そこで、そこから先は強敵▲3六歩に対して、山崎先生が有力だと考えているいくつかの作戦が解説されていきます。

ここから先が本書の、というか山崎先生の真骨頂。△4二飛と回ったり右玉にしてみたり、居玉で金銀が分断されたまま盛り上がってみたり、まさに変幻自在。読んでて楽しいです。こんなに自由な将棋が指せて勝てたらさぞ楽しいだろうなと思います。

第4章は「糸谷流△7三銀戦法」。これがまた自在流の作戦で、これまた面白いです。飛車先を突かないで△7四歩~△7三銀~△6四銀とにょきにょき出て行って飛車を4二に回って・・・。まぁうまく説明できないのであとは本書を読んでいただければ。よくは分かりませんがきっとこの糸谷流△7三銀戦法を指しこなすにはかなりの棋力が必要です。(泣)


この本を一冊読んでやっと一手損角換わりが分かったような気がします。
一手損は自分でやるのも人にやられるのも苦手だったんですが、最近は将棋クエストで積極的に試しています。結構勝てます。

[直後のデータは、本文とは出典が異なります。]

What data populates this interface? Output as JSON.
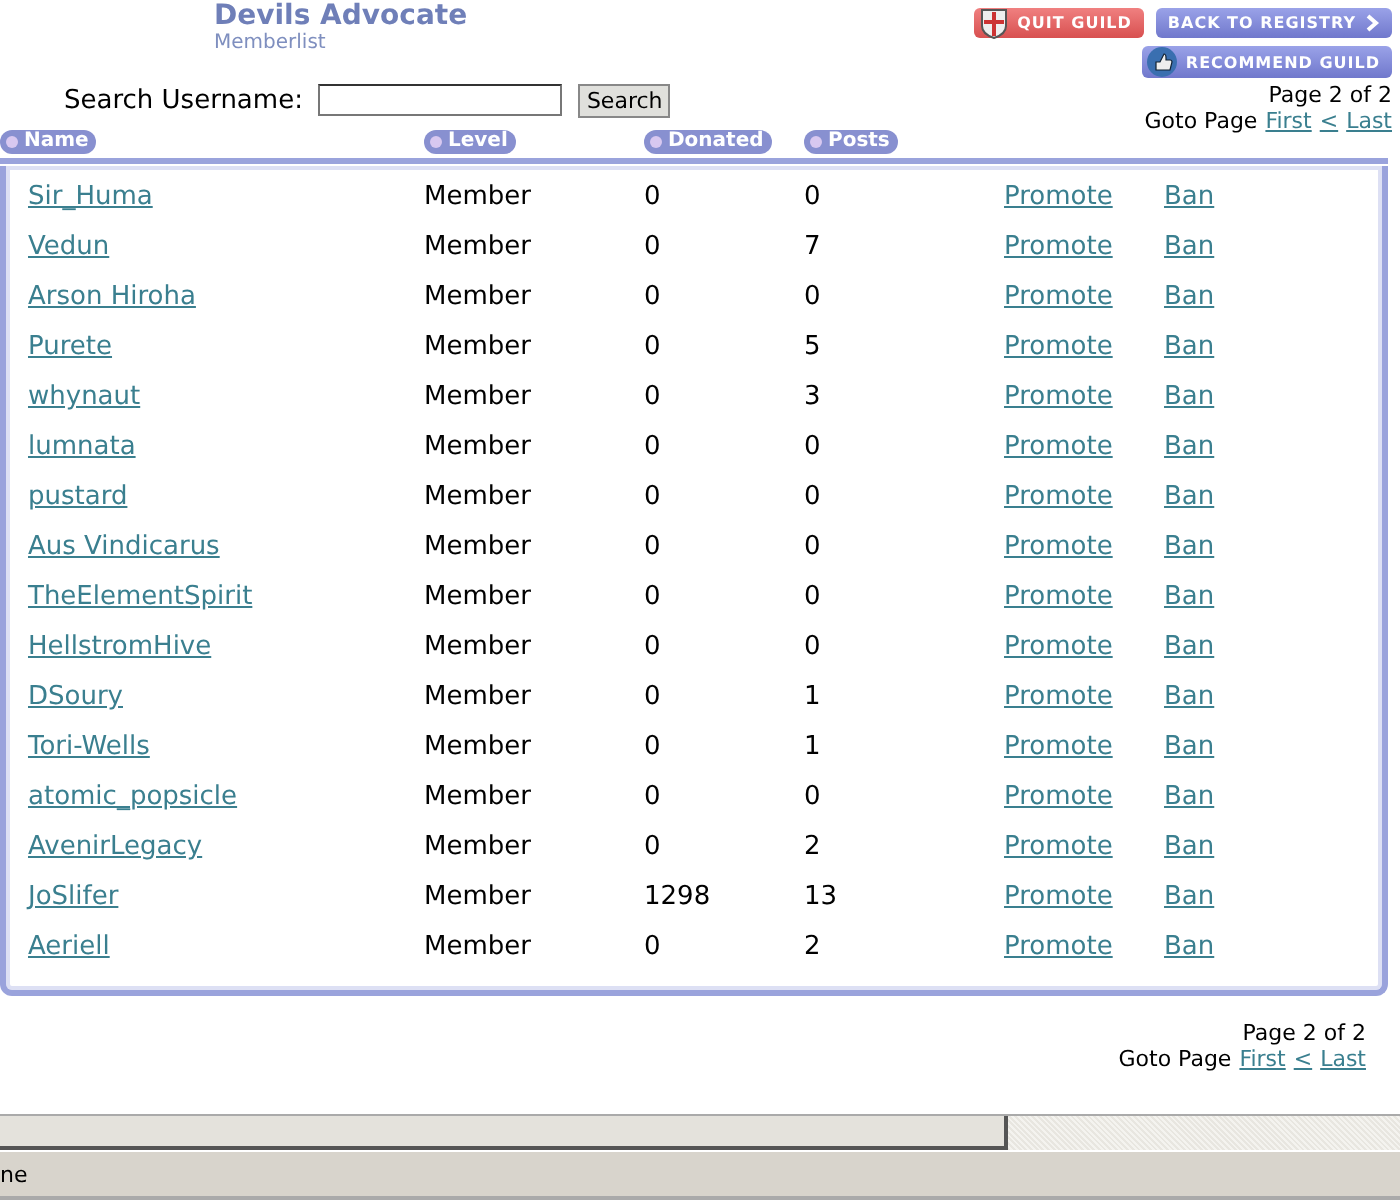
{
  "guild": {
    "title": "Devils Advocate",
    "subtitle": "Memberlist"
  },
  "actions": [
    {
      "label": "QUIT GUILD",
      "kind": "quit"
    },
    {
      "label": "BACK TO REGISTRY",
      "kind": "back"
    },
    {
      "label": "RECOMMEND GUILD",
      "kind": "recommend"
    }
  ],
  "search": {
    "label": "Search Username:",
    "button": "Search"
  },
  "pager_top": {
    "page": "Page 2 of 2",
    "goto": "Goto Page",
    "links": [
      "First",
      "<",
      "Last"
    ]
  },
  "columns": [
    "Name",
    "Level",
    "Donated",
    "Posts"
  ],
  "rows": [
    {
      "name": "Sir_Huma",
      "level": "Member",
      "donated": "0",
      "posts": "0",
      "promote": "Promote",
      "ban": "Ban"
    },
    {
      "name": "Vedun",
      "level": "Member",
      "donated": "0",
      "posts": "7",
      "promote": "Promote",
      "ban": "Ban"
    },
    {
      "name": "Arson Hiroha",
      "level": "Member",
      "donated": "0",
      "posts": "0",
      "promote": "Promote",
      "ban": "Ban"
    },
    {
      "name": "Purete",
      "level": "Member",
      "donated": "0",
      "posts": "5",
      "promote": "Promote",
      "ban": "Ban"
    },
    {
      "name": "whynaut",
      "level": "Member",
      "donated": "0",
      "posts": "3",
      "promote": "Promote",
      "ban": "Ban"
    },
    {
      "name": "lumnata",
      "level": "Member",
      "donated": "0",
      "posts": "0",
      "promote": "Promote",
      "ban": "Ban"
    },
    {
      "name": "pustard",
      "level": "Member",
      "donated": "0",
      "posts": "0",
      "promote": "Promote",
      "ban": "Ban"
    },
    {
      "name": "Aus Vindicarus",
      "level": "Member",
      "donated": "0",
      "posts": "0",
      "promote": "Promote",
      "ban": "Ban"
    },
    {
      "name": "TheElementSpirit",
      "level": "Member",
      "donated": "0",
      "posts": "0",
      "promote": "Promote",
      "ban": "Ban"
    },
    {
      "name": "HellstromHive",
      "level": "Member",
      "donated": "0",
      "posts": "0",
      "promote": "Promote",
      "ban": "Ban"
    },
    {
      "name": "DSoury",
      "level": "Member",
      "donated": "0",
      "posts": "1",
      "promote": "Promote",
      "ban": "Ban"
    },
    {
      "name": "Tori-Wells",
      "level": "Member",
      "donated": "0",
      "posts": "1",
      "promote": "Promote",
      "ban": "Ban"
    },
    {
      "name": "atomic_popsicle",
      "level": "Member",
      "donated": "0",
      "posts": "0",
      "promote": "Promote",
      "ban": "Ban"
    },
    {
      "name": "AvenirLegacy",
      "level": "Member",
      "donated": "0",
      "posts": "2",
      "promote": "Promote",
      "ban": "Ban"
    },
    {
      "name": "JoSlifer",
      "level": "Member",
      "donated": "1298",
      "posts": "13",
      "promote": "Promote",
      "ban": "Ban"
    },
    {
      "name": "Aeriell",
      "level": "Member",
      "donated": "0",
      "posts": "2",
      "promote": "Promote",
      "ban": "Ban"
    }
  ],
  "pager_bottom": {
    "page": "Page 2 of 2",
    "goto": "Goto Page",
    "links": [
      "First",
      "<",
      "Last"
    ]
  },
  "status_bar": {
    "text": "ne"
  }
}
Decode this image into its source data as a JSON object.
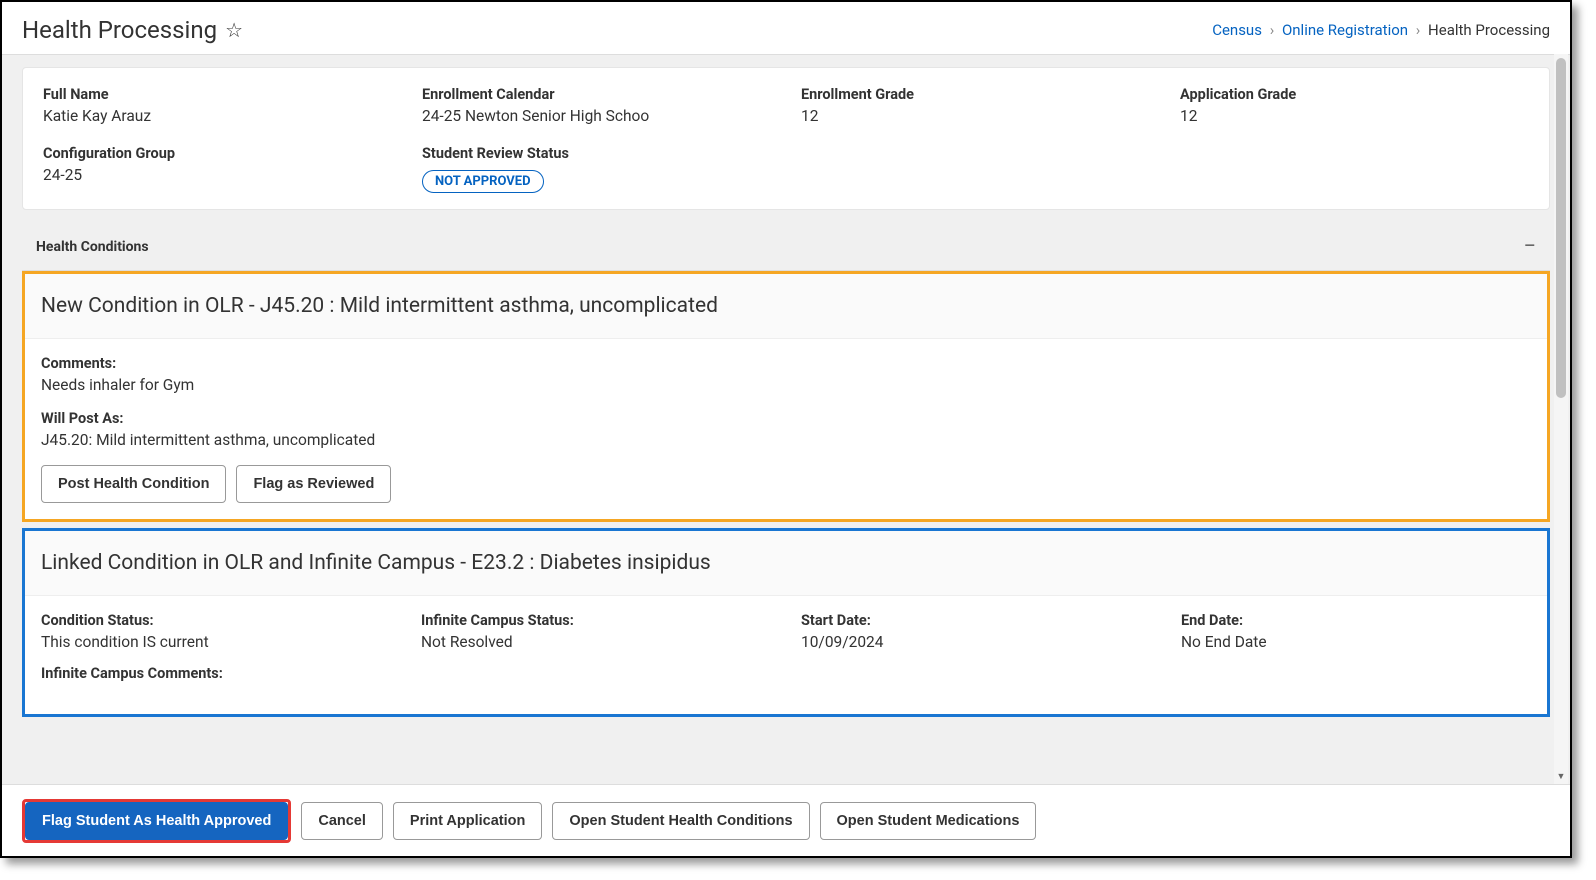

この戦法のいいところは4手目に角交換するだけで自分の土俵に持ち込めることですね。やろうと思えば大体この形になりますし。だから一手損角換わりを得意にすることは結構メリットが大きいと思います。

みなさんもぜひ本書で一手損角換わりの世界にはまっていただければ幸いです。

山崎先生のかっこいい表紙が目印です。宜しくお願いいたします。